Published 9:23 am Wednesday, May 6, 2015

A former Newsoms police officer who was arrested in September on charges related to getting money under false pretenses, began his time in jail early Monday evening.

Douglas Davis Jr., 49, recently took a plea agreement during his day in court in Sussex County. His attorney, Jack Randall of Randall|Page in Courtland, said his client decided it was in his best interest to take the deal.

The bargain is that Davis will face only one felony count instead of five for the aforementioned charge. That could have meant three years imprisonment, but conviction is delayed chiefly on condition of exemplary behavior for three years. In addition to court costs, he also has to pay $5,000 in restitution to the Town of Waverly, where he also worked. Should Davis fulfill that bargain, the felony charge would be reduced to a misdemeanor.

The four felony charges have been reduced to misdemeanors, with one count requiring six months jail time. The first 30 days are to be served at Riverside Regional Jail in Prince George, and thereafter Davis would be eligible for work release or serving on weekends.

In February 2014, the Virginia State Police Bureau of Criminal Investigation’s Chesapeake Field Office began looking into Davis following a request from the Waverly Police Department, where he served. He was also working for the Newsoms Police Department, which he started in January 2011. A resident of Roanoke Rapids, North Carolina, Davis was also with the Northampton County Sheriff’s Office in North Carolina.

Walter J. Mason, a former two-term mayor of Waverly, commented on the matter in an email:

Doug Davis has pled guilty to several misdemeanors and no contest to a related felony for obtaining funds under false pretenses while employed as a police officer by the Town of Waverly.

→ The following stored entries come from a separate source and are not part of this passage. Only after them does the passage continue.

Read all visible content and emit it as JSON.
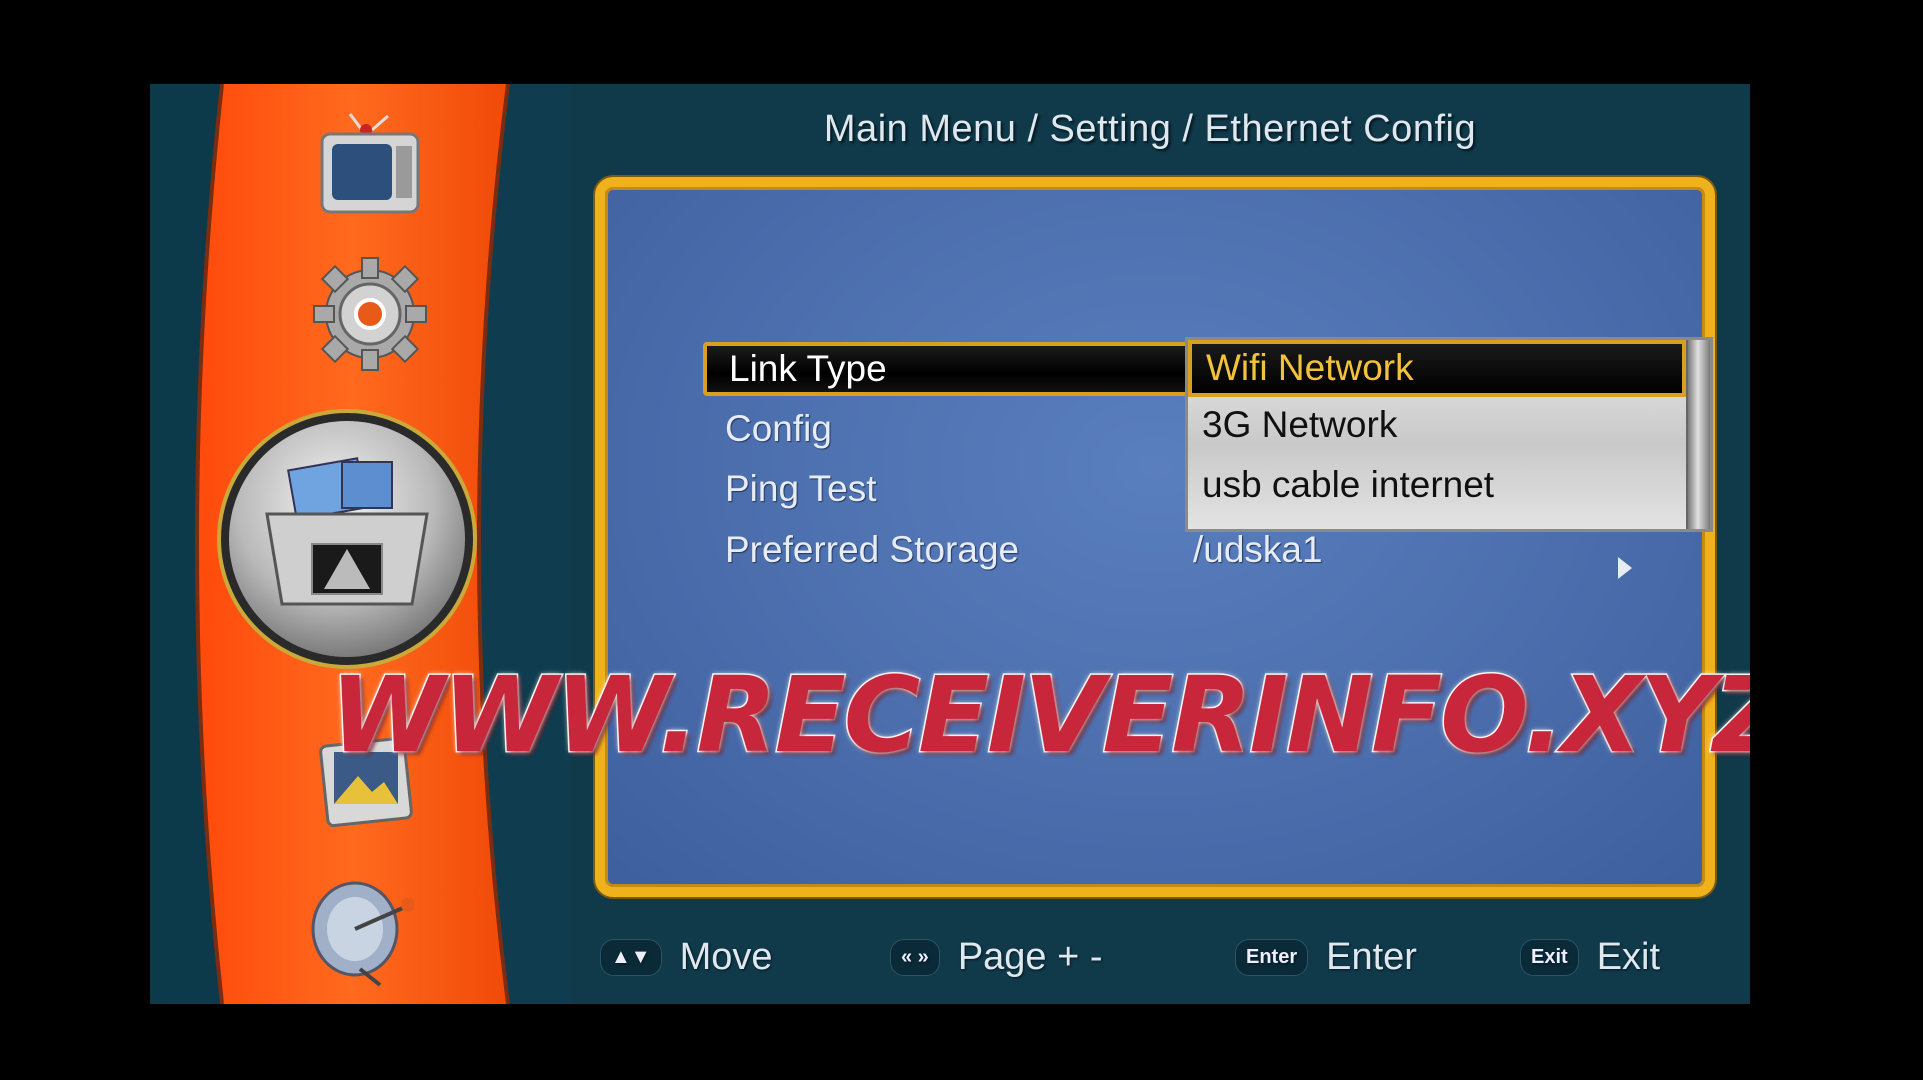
{
  "breadcrumb": "Main Menu / Setting / Ethernet Config",
  "sidebar": {
    "icons": [
      "tv-icon",
      "gear-icon",
      "media-box-icon",
      "photo-icon",
      "satellite-dish-icon"
    ],
    "active_index": 2,
    "colors": {
      "orange": "#ff5a14",
      "teal": "#10394a"
    }
  },
  "menu": {
    "rows": [
      {
        "label": "Link Type",
        "value": "Wifi Network",
        "selected": true
      },
      {
        "label": "Config",
        "value": ""
      },
      {
        "label": "Ping Test",
        "value": ""
      },
      {
        "label": "Preferred Storage",
        "value": "/udska1"
      }
    ]
  },
  "dropdown": {
    "options": [
      "Wifi Network",
      "3G Network",
      "usb cable internet"
    ],
    "highlighted": "Wifi Network"
  },
  "footer": {
    "move": {
      "key": "▲▼",
      "label": "Move"
    },
    "page": {
      "key": "« »",
      "label": "Page + -"
    },
    "enter": {
      "key": "Enter",
      "label": "Enter"
    },
    "exit": {
      "key": "Exit",
      "label": "Exit"
    }
  },
  "watermark": "WWW.RECEIVERINFO.XYZ",
  "colors": {
    "panel_border": "#f0b21c",
    "panel_bg": "#4a6cab",
    "highlight_text": "#f2c23c"
  }
}
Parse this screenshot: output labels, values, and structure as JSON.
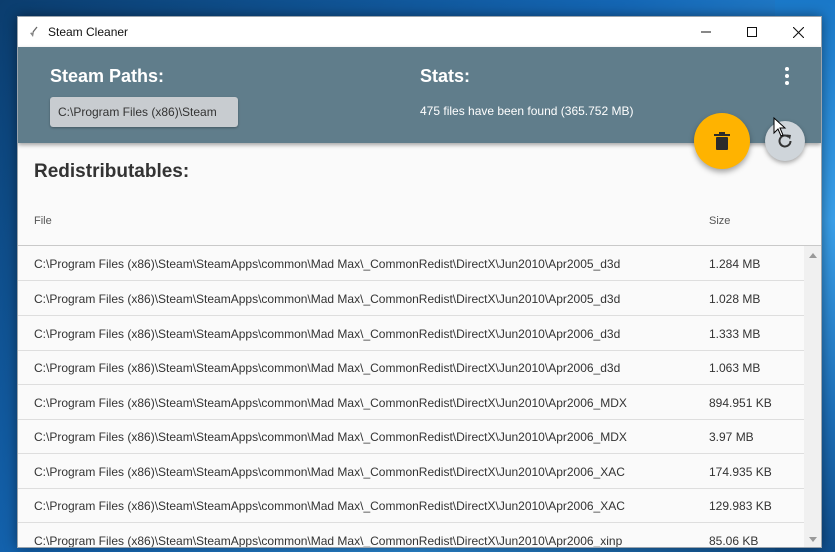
{
  "window": {
    "title": "Steam Cleaner"
  },
  "header": {
    "paths_label": "Steam Paths:",
    "path_value": "C:\\Program Files (x86)\\Steam",
    "stats_label": "Stats:",
    "stats_text": "475 files have been found (365.752 MB)"
  },
  "section": {
    "title": "Redistributables:"
  },
  "table": {
    "columns": {
      "file": "File",
      "size": "Size"
    },
    "rows": [
      {
        "file": "C:\\Program Files (x86)\\Steam\\SteamApps\\common\\Mad Max\\_CommonRedist\\DirectX\\Jun2010\\Apr2005_d3d",
        "size": "1.284 MB"
      },
      {
        "file": "C:\\Program Files (x86)\\Steam\\SteamApps\\common\\Mad Max\\_CommonRedist\\DirectX\\Jun2010\\Apr2005_d3d",
        "size": "1.028 MB"
      },
      {
        "file": "C:\\Program Files (x86)\\Steam\\SteamApps\\common\\Mad Max\\_CommonRedist\\DirectX\\Jun2010\\Apr2006_d3d",
        "size": "1.333 MB"
      },
      {
        "file": "C:\\Program Files (x86)\\Steam\\SteamApps\\common\\Mad Max\\_CommonRedist\\DirectX\\Jun2010\\Apr2006_d3d",
        "size": "1.063 MB"
      },
      {
        "file": "C:\\Program Files (x86)\\Steam\\SteamApps\\common\\Mad Max\\_CommonRedist\\DirectX\\Jun2010\\Apr2006_MDX",
        "size": "894.951 KB"
      },
      {
        "file": "C:\\Program Files (x86)\\Steam\\SteamApps\\common\\Mad Max\\_CommonRedist\\DirectX\\Jun2010\\Apr2006_MDX",
        "size": "3.97 MB"
      },
      {
        "file": "C:\\Program Files (x86)\\Steam\\SteamApps\\common\\Mad Max\\_CommonRedist\\DirectX\\Jun2010\\Apr2006_XAC",
        "size": "174.935 KB"
      },
      {
        "file": "C:\\Program Files (x86)\\Steam\\SteamApps\\common\\Mad Max\\_CommonRedist\\DirectX\\Jun2010\\Apr2006_XAC",
        "size": "129.983 KB"
      },
      {
        "file": "C:\\Program Files (x86)\\Steam\\SteamApps\\common\\Mad Max\\_CommonRedist\\DirectX\\Jun2010\\Apr2006_xinp",
        "size": "85.06 KB"
      }
    ]
  },
  "icons": {
    "app": "broom-icon",
    "minimize": "minimize-icon",
    "maximize": "maximize-icon",
    "close": "close-icon",
    "more": "more-vertical-icon",
    "delete": "trash-icon",
    "refresh": "refresh-icon"
  },
  "colors": {
    "header": "#607d8b",
    "delete_fab": "#ffb300",
    "refresh_fab": "#cfd5da"
  }
}
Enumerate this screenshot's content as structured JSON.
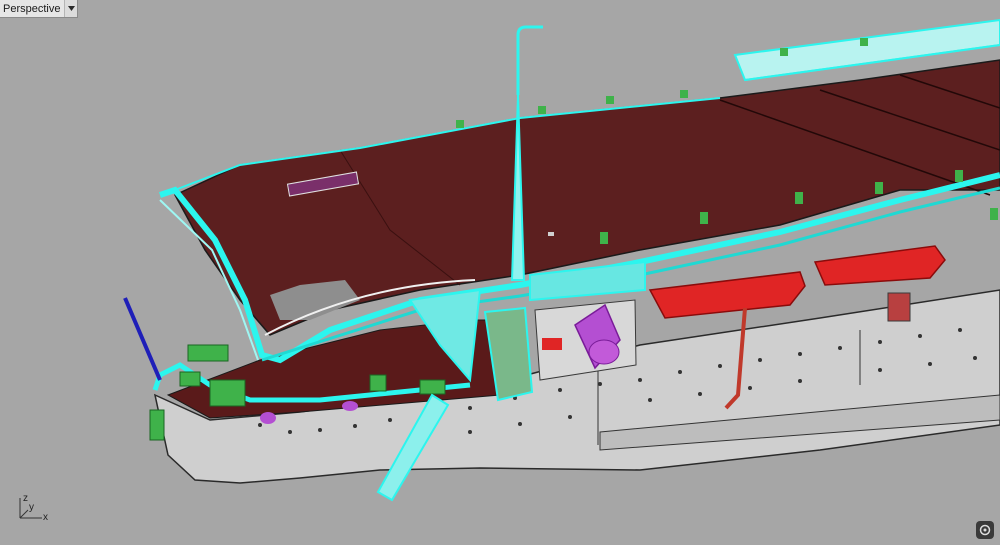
{
  "viewport": {
    "title": "Perspective",
    "menu_icon": "triangle-down-icon"
  },
  "axes": {
    "x_label": "x",
    "y_label": "y",
    "z_label": "z"
  },
  "nav_icon": "camera-icon",
  "colors": {
    "background": "#a6a6a6",
    "deck": "#5c1f1f",
    "hull": "#cfcfcf",
    "selected": "#2cf5ee",
    "lifeboat": "#e02525",
    "gun": "#3fb24a",
    "funnel": "#b44fd2",
    "mast": "#1f1fb8"
  }
}
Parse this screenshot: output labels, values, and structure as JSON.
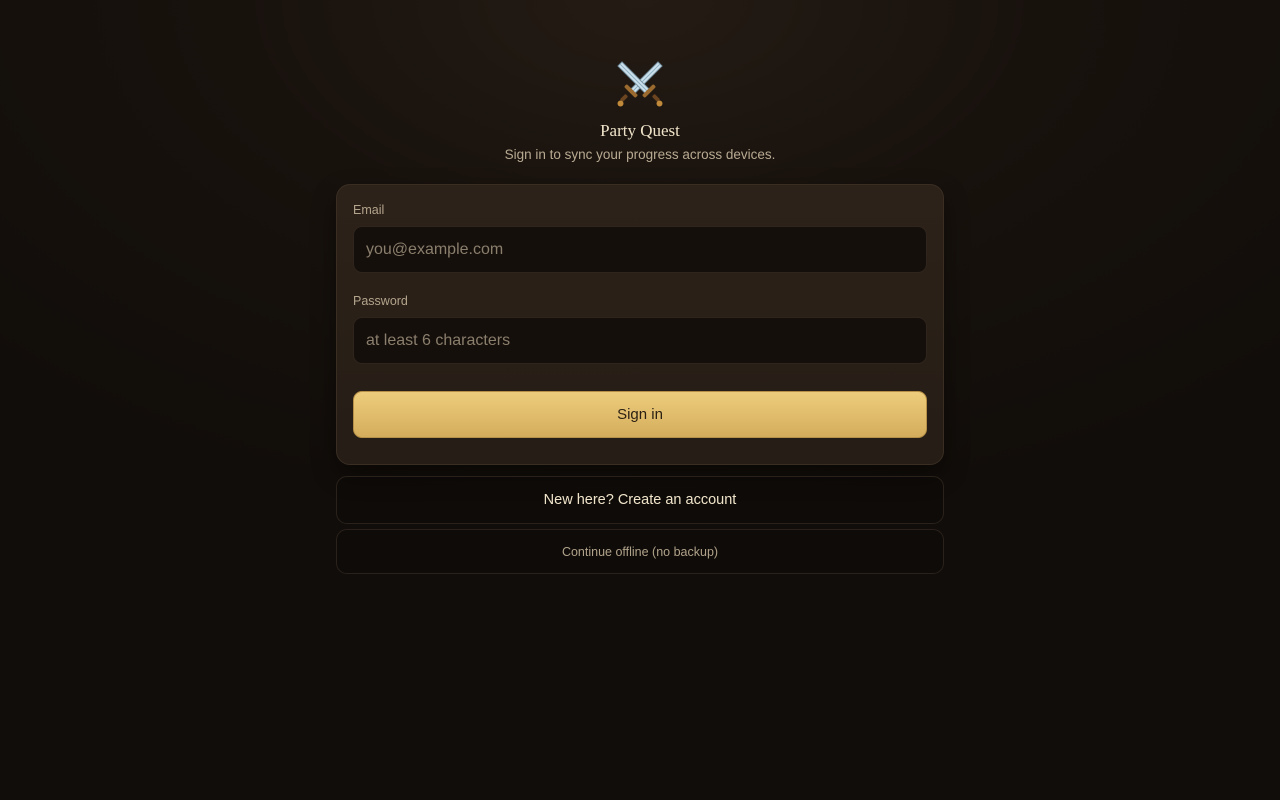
{
  "app": {
    "logo_icon": "crossed-swords-icon",
    "title": "Party Quest",
    "subtitle": "Sign in to sync your progress across devices."
  },
  "form": {
    "email_label": "Email",
    "email_placeholder": "you@example.com",
    "email_value": "",
    "password_label": "Password",
    "password_placeholder": "at least 6 characters",
    "password_value": "",
    "signin_label": "Sign in"
  },
  "secondary": {
    "create_account_label": "New here? Create an account",
    "offline_label": "Continue offline (no backup)"
  },
  "colors": {
    "accent": "#e2bf6c",
    "background": "#110d0a",
    "card": "#2a2018"
  }
}
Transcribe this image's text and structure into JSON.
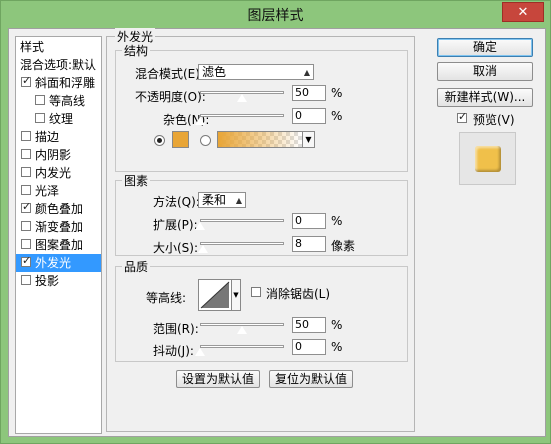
{
  "window": {
    "title": "图层样式",
    "close_glyph": "✕"
  },
  "sidebar": {
    "header": "样式",
    "blend_options": "混合选项:默认",
    "items": [
      {
        "label": "斜面和浮雕",
        "checked": true
      },
      {
        "label": "等高线",
        "checked": false
      },
      {
        "label": "纹理",
        "checked": false
      },
      {
        "label": "描边",
        "checked": false
      },
      {
        "label": "内阴影",
        "checked": false
      },
      {
        "label": "内发光",
        "checked": false
      },
      {
        "label": "光泽",
        "checked": false
      },
      {
        "label": "颜色叠加",
        "checked": true
      },
      {
        "label": "渐变叠加",
        "checked": false
      },
      {
        "label": "图案叠加",
        "checked": false
      },
      {
        "label": "外发光",
        "checked": true,
        "selected": true
      },
      {
        "label": "投影",
        "checked": false
      }
    ],
    "check_glyph": "✓"
  },
  "panel": {
    "title": "外发光",
    "structure": {
      "title": "结构",
      "blend_mode_label": "混合模式(E):",
      "blend_mode_value": "滤色",
      "opacity_label": "不透明度(O):",
      "opacity_value": "50",
      "opacity_fraction": 0.5,
      "noise_label": "杂色(N):",
      "noise_value": "0",
      "noise_fraction": 0,
      "unit": "%",
      "glow_color": "#e8a536"
    },
    "elements": {
      "title": "图素",
      "technique_label": "方法(Q):",
      "technique_value": "柔和",
      "spread_label": "扩展(P):",
      "spread_value": "0",
      "spread_fraction": 0,
      "size_label": "大小(S):",
      "size_value": "8",
      "size_fraction": 0.03,
      "percent_unit": "%",
      "px_unit": "像素"
    },
    "quality": {
      "title": "品质",
      "contour_label": "等高线:",
      "antialias_label": "消除锯齿(L)",
      "antialias_checked": false,
      "range_label": "范围(R):",
      "range_value": "50",
      "range_fraction": 0.5,
      "jitter_label": "抖动(J):",
      "jitter_value": "0",
      "jitter_fraction": 0,
      "unit": "%"
    },
    "make_default": "设置为默认值",
    "reset_default": "复位为默认值"
  },
  "actions": {
    "ok": "确定",
    "cancel": "取消",
    "new_style": "新建样式(W)...",
    "preview_label": "预览(V)",
    "preview_checked": true,
    "preview_swatch_color": "#f0c04a"
  }
}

In late 2013 during my administration as mayor, Mr. Davis was caught in a police department-wide audit clocking time he did not work. Mr. Davis was reprimanded and counseled in proper procedure. However, he continued the practice leaving me no choice but to suspend him without pay from the town police force in February 2014.

The matter was referred to Lyndia Ramsey, the Sussex County Commonwealth’s Attorney, and the Virginia State Police conducted an extensive investigation. Prince George Commonwealth’s Attorney Jay Paul was appointed special prosecutor and Mr. Davis was subsequently indicted on five felony counts and one misdemeanor.

Mr. Davis pled out Monday and has been convicted of stealing from the Town of Waverly. I concur with Special Prosecutor Paul that today’s outcome shows no one is above the law.

I strongly encourage Mr. Davis to apologize to the Town of Waverly and make restitution in full to show his sincerity and remorse.